Dr. Markus Beier: 22 Prozent der Bürgerinnen und Bürger in Deutschland sind über 65 Jahre alt. Insgesamt schätzt man, dass über 40 Prozent der Bevölkerung zu einer der sogenannten vulnerablen Gruppe gehören. Es ist also völlig unrealistisch, diese große Gruppe separat schützen zu können. Und im Übrigen trifft Corona nicht nur Ältere und chronisch Kranke, auch junge und bis dato gesunde Menschen können an einer Covid-19-Infektion versterben oder nachhaltige Folgeschäden davontragen. Somit ist auch die Idee, man könne die Pandemie einfach durchlaufen lassen und auf eine Herdenimmunität hoffen, unverantwortlich. Das sieht man aktuell in der brasilianischen Stadt Manaus. Obwohl hier bereits über 70 Prozent der Bevölkerung infiziert waren, tobt dort aktuell eine 2. Welle, wo die Krankenhäuser landesweit um Sauerstoff betteln müssen.

In der vergangenen Woche haben Sie sich sehr kritisch über den Vorstandsvorsitzenden der Kassenärztlichen Bundesvereinigung, Dr. Andreas Gassen, geäußert, weil er in einem Zeitungsinterview behauptet hatte, der Lockdown habe nichts gebracht.

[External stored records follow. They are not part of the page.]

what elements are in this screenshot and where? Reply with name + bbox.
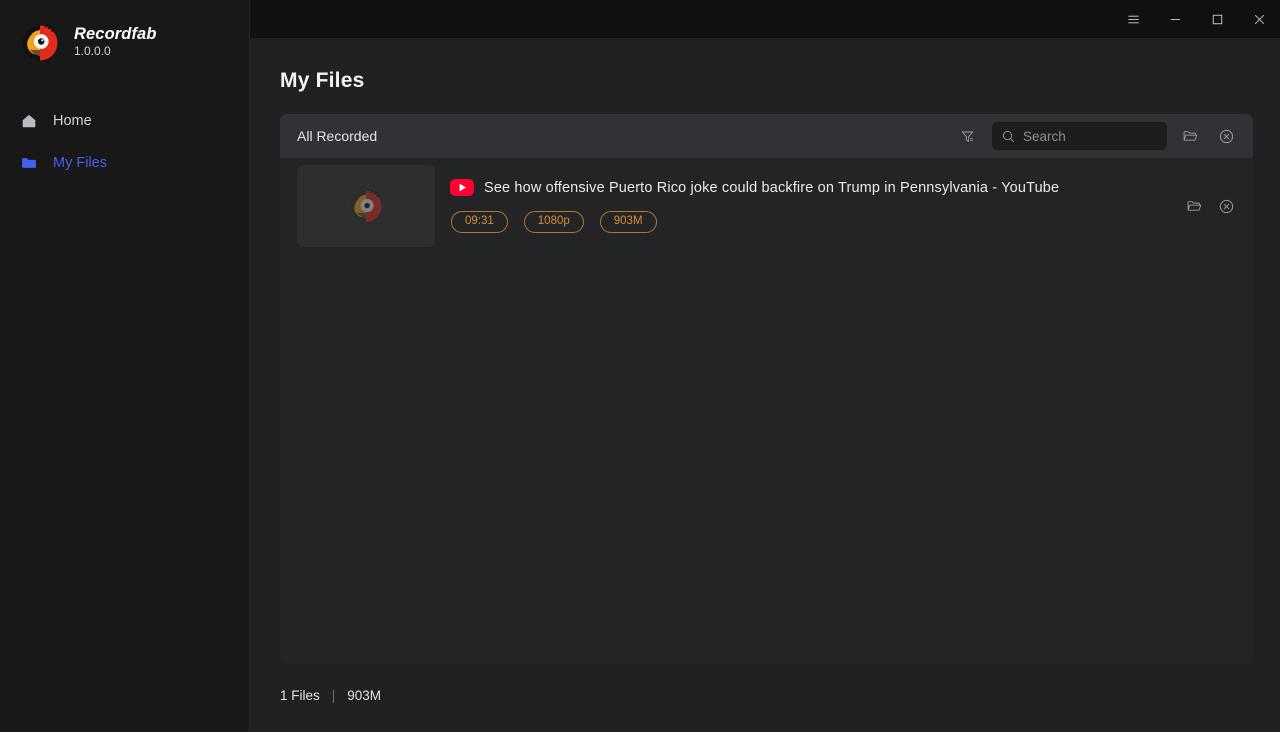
minimize-icon <box>1170 18 1180 20</box>
recordfab-placeholder-icon <box>346 186 386 226</box>
brand: Recordfab 1.0.0.0 <box>18 20 157 64</box>
sidebar-nav: Home My Files <box>0 100 250 184</box>
sidebar-item-home-label: Home <box>53 113 92 129</box>
brand-version: 1.0.0.0 <box>74 44 111 58</box>
sidebar-item-my-files[interactable]: My Files <box>0 142 250 184</box>
file-thumbnail <box>297 165 435 247</box>
menu-icon <box>1127 15 1139 23</box>
close-icon <box>1254 14 1264 24</box>
filter-button[interactable] <box>954 123 980 149</box>
search-box[interactable] <box>992 122 1167 150</box>
sidebar: Recordfab 1.0.0.0 Home My Files <box>0 0 250 732</box>
files-list: See how offensive Puerto Rico joke could… <box>280 158 1253 664</box>
recordfab-logo-icon <box>18 20 62 64</box>
open-folder-button[interactable] <box>1177 123 1203 149</box>
clear-all-button[interactable] <box>1213 123 1239 149</box>
badge-size: 903M <box>599 211 657 233</box>
search-input[interactable] <box>1023 128 1153 144</box>
status-file-count: 1 Files <box>280 688 320 703</box>
status-bar: 1 Files | 903M <box>280 688 381 703</box>
youtube-icon <box>450 179 474 196</box>
app-window: Recordfab 1.0.0.0 Home My Files My Files… <box>0 0 1280 732</box>
file-title-line: See how offensive Puerto Rico joke could… <box>450 179 1181 196</box>
close-button[interactable] <box>1238 0 1280 38</box>
home-icon <box>19 111 39 131</box>
file-badges: 09:31 1080p 903M <box>450 211 1181 233</box>
brand-text: Recordfab 1.0.0.0 <box>74 25 157 59</box>
row-delete-button[interactable] <box>1213 193 1239 219</box>
maximize-button[interactable] <box>1196 0 1238 38</box>
maximize-icon <box>1212 14 1222 24</box>
table-row[interactable]: See how offensive Puerto Rico joke could… <box>280 158 1253 254</box>
folder-icon <box>19 153 39 173</box>
status-total-size: 903M <box>347 688 382 703</box>
brand-name-light: fab <box>131 25 157 43</box>
badge-duration: 09:31 <box>451 211 508 233</box>
sidebar-item-my-files-label: My Files <box>53 155 107 171</box>
folder-open-icon <box>1187 201 1202 211</box>
files-toolbar: All Recorded <box>280 114 1253 158</box>
row-open-folder-button[interactable] <box>1181 193 1207 219</box>
filter-icon <box>961 131 973 142</box>
file-title: See how offensive Puerto Rico joke could… <box>484 179 1060 196</box>
files-panel: All Recorded Search See how offensive Pu… <box>280 114 1253 664</box>
folder-open-icon <box>1183 131 1198 141</box>
main-content: My Files All Recorded Search See how off… <box>250 38 1280 732</box>
row-actions <box>1181 193 1239 219</box>
brand-name: Recordfab <box>74 25 157 43</box>
search-icon <box>1001 129 1016 144</box>
sidebar-item-home[interactable]: Home <box>0 100 250 142</box>
brand-name-bold: Record <box>74 25 132 43</box>
page-title: My Files <box>280 69 365 92</box>
status-separator: | <box>331 688 336 703</box>
menu-button[interactable] <box>1112 0 1154 38</box>
title-bar <box>250 0 1280 38</box>
minimize-button[interactable] <box>1154 0 1196 38</box>
badge-resolution: 1080p <box>523 211 584 233</box>
circle-close-icon <box>1219 129 1233 143</box>
file-info: See how offensive Puerto Rico joke could… <box>435 179 1181 233</box>
files-filter-label: All Recorded <box>297 128 378 144</box>
circle-close-icon <box>1219 199 1233 213</box>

Dr. Markus Beier: Aufgrund seiner Position als KBV-Chef werden Äußerungen von Dr. Gassen in der Öffentlichkeit als Meinung der deutschen Ärzteschaft wahrgenommen. Wir mussten deutlich machen, dass Dr. Gassen nicht für uns Hausärztinnen und Hausärzte in Bayern spricht. Der KBV-Chef hat eine Einzelmeinung vertreten, die nicht mit uns abgesprochen war. Wir halten es in der derzeitigen Lage nicht für zielführend, in der Bevölkerung Zweifel zu streuen. Wir Hausärzte erleben Corona täglich in unseren Praxen. Alle Arten von Verläufen, von nur Kopfschmerzen bis zum täglichen und plötzlichen Sterben in den Heimen. Wir betreuen die LongCoVid-Patienten, die aus ihrem aktiven Leben gerissen werden, und die Familien und Einsamen, denen die Perspektive und der Kontakt fehlen. Diese sehr bedrängende Situation kann so nicht weitergehen und braucht eine Perspektive jenseits der schädlichen Polarisierung zwischen „alles zu hart“ und „alles zu wenig“.

Worin wir die KBV, die KVB und natürlich besonders auch den Deutschen Hausärzteverband ganz explizit unterstützen, sind die Bemühungen, die Impfungen nun auch sobald als möglich in unsere Praxen zu verlegen. Über die dazu aus Sicht der Hausärztinnen und Hausärzte dringend nötigen Rahmenbedingungen wie Vergütung, Bürokratiearmut und Informationsverfahren der Patientinnen und Patienten stehen wir in einem engen Austausch.